Justice Samuel Alito pointedly asked during oral arguments in February, “What business does a case like that have in the courts of the United States? … [T]here’s no connection to the United States whatsoever.” He was referring to the fact that this case involves Nigerians  (several of whom now live in the United States) suing foreign oil companies for actions that occurred in Nigeria. If the justices think that this case contains no connections to the U.S., or object to this case based on the particular fact pattern, our legal system contains other doctrines, such as personal jurisdiction, that require certain such connections in order to bring the case in U.S. courts.

3. The Court could dispense with this case on other narrower grounds, such as jurisdiction, because it is skeptical of this particular case’s connection to the United States

Jurisdictional rules exist because we want the reach of the law to extend to those entities with which we in the United States interact. We want to hold accountable the stores where we shop, the places that manufacture our goods and the people who spend time in our country, even if they attempt to avoid liability by incorporating in another country, or committing their bad acts elsewhere. Jurisdiction might be established, for example, because Royal Dutch Petroleum does significant business in the United States.

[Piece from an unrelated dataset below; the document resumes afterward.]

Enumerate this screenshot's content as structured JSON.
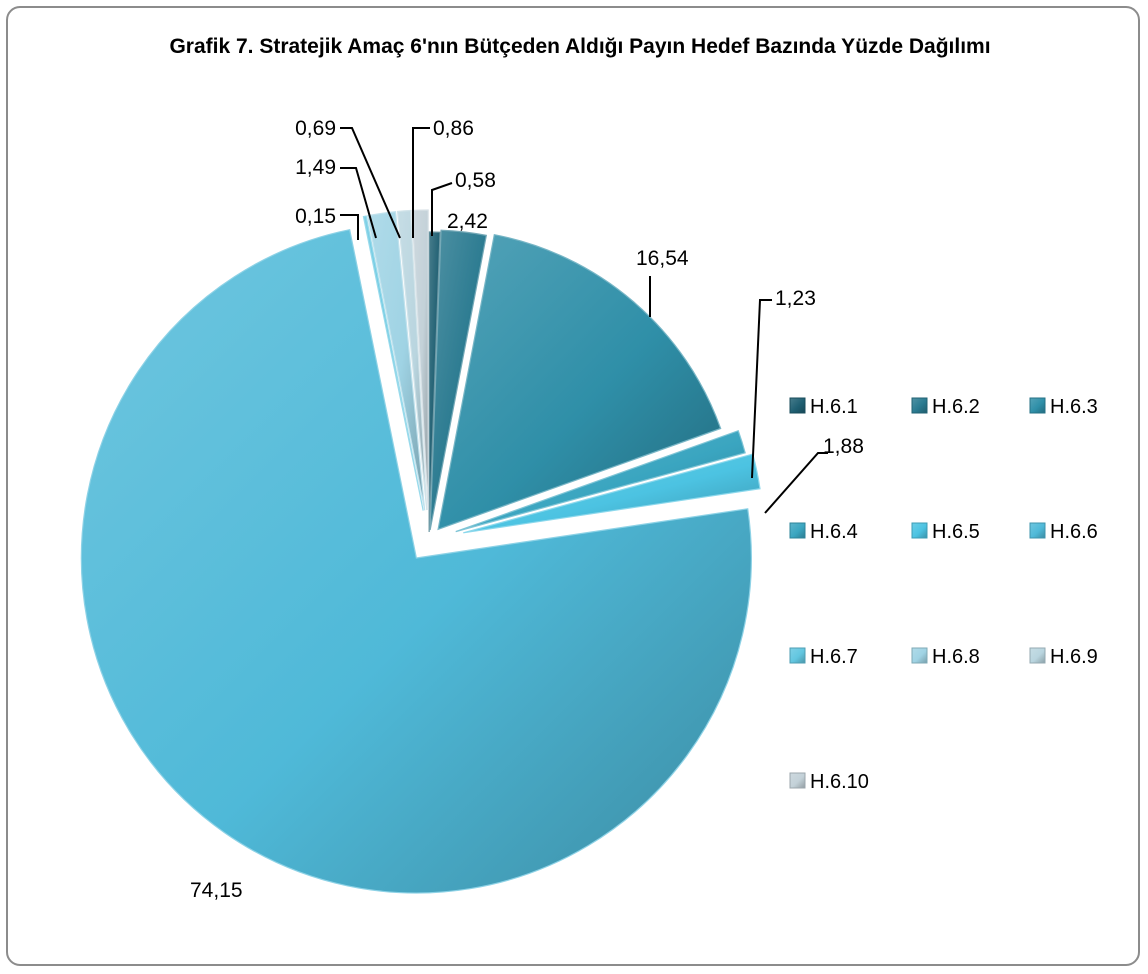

Rejecting this case on jurisdictional, or other narrower grounds, is the most palatable option of the three ways of turning back this case, because it recognizes that the justices’ concerns are to the particular facts of this case, and not to the Alien Tort Statute generally.

Of course, this case arguably does have connections to the United States, or it would not have made it this far. But if the court finds otherwise, it should send back the case on those grounds, rather than setting precedent based on facts it doesn’t like that the Alien Tort Statute precludes all cases involving foreign human rights abuses. To do so would not only contravene the clear scope and intent in the statute; it would further incentivize any individual or corporation who wants to behave badly to simply do their dirty work elsewhere.